National home values were also higher, up 0.5 per cent over the quarter, but showed the slowest rate of quarter-on-quarter growth since June last year.
Corelogic head of research Tim Lawless said the combined capital city trend growth rate was "clearly losing steam" amid falling Sydney housing values.
Sydney home prices rose 0.2 per cent over the quarter but sank 0.1 per cent over the month, the first month-on-month decline after 17 months of consistent capital gains.
"Clearly Sydney has a pretty big influence on the macro trends because it is the largest level of stock in Australia," Mr Lawless told AAP on Monday.
He said the relatively subdued conditions are likely due to tighter controls on investment and interest-only lending.
"Those clampdowns are having a much sharper effect on our market and we are finding that that is affecting Sydney more than other marketplaces.

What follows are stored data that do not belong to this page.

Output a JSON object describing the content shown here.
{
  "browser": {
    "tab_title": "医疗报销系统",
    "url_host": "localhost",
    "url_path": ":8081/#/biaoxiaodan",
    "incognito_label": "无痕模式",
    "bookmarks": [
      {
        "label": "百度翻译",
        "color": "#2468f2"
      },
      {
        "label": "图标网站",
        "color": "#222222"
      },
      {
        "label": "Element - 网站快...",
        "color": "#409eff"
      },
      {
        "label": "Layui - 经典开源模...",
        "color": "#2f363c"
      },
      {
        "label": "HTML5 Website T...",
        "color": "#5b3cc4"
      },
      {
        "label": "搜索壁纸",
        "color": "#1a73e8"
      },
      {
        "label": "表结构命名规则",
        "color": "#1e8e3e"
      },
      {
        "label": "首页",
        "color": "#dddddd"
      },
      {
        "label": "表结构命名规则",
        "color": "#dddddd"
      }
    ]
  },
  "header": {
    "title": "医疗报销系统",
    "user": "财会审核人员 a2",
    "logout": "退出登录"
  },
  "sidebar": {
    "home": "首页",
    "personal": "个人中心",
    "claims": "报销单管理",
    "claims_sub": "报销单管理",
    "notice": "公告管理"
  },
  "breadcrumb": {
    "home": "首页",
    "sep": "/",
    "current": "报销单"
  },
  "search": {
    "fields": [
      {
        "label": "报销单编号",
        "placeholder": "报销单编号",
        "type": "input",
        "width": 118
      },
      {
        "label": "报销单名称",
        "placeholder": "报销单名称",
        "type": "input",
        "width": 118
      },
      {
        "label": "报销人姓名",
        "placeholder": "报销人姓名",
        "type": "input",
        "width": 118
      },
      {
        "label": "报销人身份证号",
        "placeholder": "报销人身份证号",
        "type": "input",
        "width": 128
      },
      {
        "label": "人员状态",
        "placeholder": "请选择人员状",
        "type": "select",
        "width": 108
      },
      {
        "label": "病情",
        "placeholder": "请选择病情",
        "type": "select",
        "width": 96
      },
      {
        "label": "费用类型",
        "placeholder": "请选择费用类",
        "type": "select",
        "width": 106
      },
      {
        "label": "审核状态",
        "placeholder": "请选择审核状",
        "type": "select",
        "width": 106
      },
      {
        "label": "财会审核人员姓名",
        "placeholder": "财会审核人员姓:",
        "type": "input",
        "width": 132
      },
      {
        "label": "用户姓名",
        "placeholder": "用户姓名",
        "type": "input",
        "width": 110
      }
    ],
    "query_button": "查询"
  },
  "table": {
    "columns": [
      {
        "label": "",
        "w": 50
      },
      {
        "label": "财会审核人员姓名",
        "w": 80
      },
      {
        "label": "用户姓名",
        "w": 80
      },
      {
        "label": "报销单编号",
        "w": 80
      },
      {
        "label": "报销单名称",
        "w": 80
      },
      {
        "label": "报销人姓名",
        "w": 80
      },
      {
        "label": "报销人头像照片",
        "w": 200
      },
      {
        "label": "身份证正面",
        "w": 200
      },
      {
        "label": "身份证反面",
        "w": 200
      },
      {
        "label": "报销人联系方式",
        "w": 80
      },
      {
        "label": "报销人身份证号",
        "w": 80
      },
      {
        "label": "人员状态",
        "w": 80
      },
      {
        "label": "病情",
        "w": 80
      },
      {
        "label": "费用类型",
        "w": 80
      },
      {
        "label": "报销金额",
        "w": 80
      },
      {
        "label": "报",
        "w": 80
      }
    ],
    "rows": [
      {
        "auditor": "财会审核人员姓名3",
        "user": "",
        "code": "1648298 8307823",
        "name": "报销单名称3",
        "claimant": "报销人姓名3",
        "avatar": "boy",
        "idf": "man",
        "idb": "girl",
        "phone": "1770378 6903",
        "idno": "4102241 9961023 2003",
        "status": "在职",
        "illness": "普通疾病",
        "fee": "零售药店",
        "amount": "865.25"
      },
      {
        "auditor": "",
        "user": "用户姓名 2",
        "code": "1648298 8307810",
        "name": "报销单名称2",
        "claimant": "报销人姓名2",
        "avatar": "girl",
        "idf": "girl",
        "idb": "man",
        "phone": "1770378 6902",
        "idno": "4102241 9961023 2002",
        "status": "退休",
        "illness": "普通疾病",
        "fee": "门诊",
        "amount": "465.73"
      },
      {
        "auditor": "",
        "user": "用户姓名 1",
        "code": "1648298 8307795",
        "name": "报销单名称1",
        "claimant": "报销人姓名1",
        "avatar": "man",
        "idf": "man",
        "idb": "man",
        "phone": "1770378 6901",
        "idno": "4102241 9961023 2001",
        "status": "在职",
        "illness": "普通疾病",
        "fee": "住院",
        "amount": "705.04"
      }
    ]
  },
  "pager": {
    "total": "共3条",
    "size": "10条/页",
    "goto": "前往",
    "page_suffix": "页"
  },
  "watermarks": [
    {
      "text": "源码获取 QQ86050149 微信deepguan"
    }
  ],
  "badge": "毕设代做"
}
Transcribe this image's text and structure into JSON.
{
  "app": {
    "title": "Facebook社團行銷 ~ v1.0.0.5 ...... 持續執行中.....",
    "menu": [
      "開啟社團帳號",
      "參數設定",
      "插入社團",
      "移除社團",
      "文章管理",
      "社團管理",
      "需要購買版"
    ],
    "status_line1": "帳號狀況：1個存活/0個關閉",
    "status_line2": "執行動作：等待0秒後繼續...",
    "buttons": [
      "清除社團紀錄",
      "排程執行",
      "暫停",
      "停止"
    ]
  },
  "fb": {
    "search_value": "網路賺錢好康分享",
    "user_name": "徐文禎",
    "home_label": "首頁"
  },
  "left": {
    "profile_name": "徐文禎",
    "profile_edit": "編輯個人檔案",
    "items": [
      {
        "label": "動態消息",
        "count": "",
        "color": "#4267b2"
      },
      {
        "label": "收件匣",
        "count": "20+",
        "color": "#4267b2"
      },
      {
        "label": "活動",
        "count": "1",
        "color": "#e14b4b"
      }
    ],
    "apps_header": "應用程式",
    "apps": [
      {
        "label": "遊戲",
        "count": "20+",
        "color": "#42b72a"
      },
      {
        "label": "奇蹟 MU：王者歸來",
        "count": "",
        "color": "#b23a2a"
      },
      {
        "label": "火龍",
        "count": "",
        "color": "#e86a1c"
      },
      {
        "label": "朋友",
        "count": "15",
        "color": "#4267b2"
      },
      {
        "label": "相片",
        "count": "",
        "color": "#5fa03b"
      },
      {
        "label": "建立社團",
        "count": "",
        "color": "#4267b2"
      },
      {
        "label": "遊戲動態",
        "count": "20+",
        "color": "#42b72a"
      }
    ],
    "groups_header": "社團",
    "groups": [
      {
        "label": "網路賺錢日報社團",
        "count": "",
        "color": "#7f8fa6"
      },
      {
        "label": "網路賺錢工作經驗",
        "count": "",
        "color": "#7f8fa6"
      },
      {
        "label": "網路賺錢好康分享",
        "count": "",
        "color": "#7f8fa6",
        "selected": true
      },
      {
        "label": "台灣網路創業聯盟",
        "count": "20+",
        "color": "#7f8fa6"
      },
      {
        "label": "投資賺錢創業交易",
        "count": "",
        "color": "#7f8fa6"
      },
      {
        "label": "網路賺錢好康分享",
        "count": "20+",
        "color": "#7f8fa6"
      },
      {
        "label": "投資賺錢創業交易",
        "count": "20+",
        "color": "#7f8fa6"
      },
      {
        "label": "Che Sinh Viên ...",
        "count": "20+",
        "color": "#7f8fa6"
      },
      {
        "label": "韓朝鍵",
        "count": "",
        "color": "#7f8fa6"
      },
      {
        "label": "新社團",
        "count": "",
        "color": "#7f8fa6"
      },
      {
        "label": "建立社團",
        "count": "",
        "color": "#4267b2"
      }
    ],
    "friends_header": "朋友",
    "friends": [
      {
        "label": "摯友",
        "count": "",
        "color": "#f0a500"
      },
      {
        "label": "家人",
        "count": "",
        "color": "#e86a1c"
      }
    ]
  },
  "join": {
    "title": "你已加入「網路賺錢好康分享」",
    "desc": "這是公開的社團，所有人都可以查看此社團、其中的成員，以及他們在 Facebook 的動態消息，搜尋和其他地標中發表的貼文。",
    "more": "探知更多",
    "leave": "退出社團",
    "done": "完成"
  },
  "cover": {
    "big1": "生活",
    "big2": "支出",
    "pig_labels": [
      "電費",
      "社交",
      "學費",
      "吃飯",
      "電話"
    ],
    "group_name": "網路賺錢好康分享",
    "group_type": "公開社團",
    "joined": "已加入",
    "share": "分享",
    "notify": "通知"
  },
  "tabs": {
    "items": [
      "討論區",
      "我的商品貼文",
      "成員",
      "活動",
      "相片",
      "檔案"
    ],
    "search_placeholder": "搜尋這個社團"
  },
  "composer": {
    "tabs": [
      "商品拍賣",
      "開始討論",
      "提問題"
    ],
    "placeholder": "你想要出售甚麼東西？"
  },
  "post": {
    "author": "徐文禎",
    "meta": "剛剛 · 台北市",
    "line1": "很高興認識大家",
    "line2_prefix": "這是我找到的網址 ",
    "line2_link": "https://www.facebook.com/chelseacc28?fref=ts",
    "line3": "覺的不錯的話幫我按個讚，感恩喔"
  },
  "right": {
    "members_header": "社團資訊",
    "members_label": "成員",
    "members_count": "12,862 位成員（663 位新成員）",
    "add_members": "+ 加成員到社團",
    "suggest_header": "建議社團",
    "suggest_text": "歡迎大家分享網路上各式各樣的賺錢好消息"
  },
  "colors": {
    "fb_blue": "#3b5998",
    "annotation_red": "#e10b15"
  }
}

"So with Sydney now moving into negative growth territory, that is having a pull-out effect on the overall readings."
Mr Lawless said the harbour city's growth rate had also been dragged down by the detached housing sector, which fell 0.3 per cent over the month and 0.2 per cent over the quarter, while unit values recorded a subtle rise.
He said that, while Melbourne's housing market also showed signs of a slowdown, growth remained relatively resilient compared with Sydney, underpinned by auction clearance rates that have consistently remained above 70 per cent.
Melbourne house prices rose almost one per cent over the month and two per cent for the quarter.
Mr Lawless said investors are looking to pull out of Sydney and Melbourne and shift to other markets such as Brisbane, which has an improved rate of migration and jobs growth.
"We probably will see a rebound or improvement in investor appetite for some of the other markets and I think Brisbane will be high on the list," Mr Lawless said.
"It hasn't been a very strong economy but that seems to be changing now."
Meanwhile, Hobart was the best performer with home prices surging 14.3 per cent higher for the year - the highest annual growth rate since 2004 - while both Perth and Darwin recorded lower values over the quarter and the year.
Corelogic forecast home values to trend lower across Sydney and potentially Melbourne later this year or next, but said a strong demand for housing and low mortgage rates will help support property prices going forward.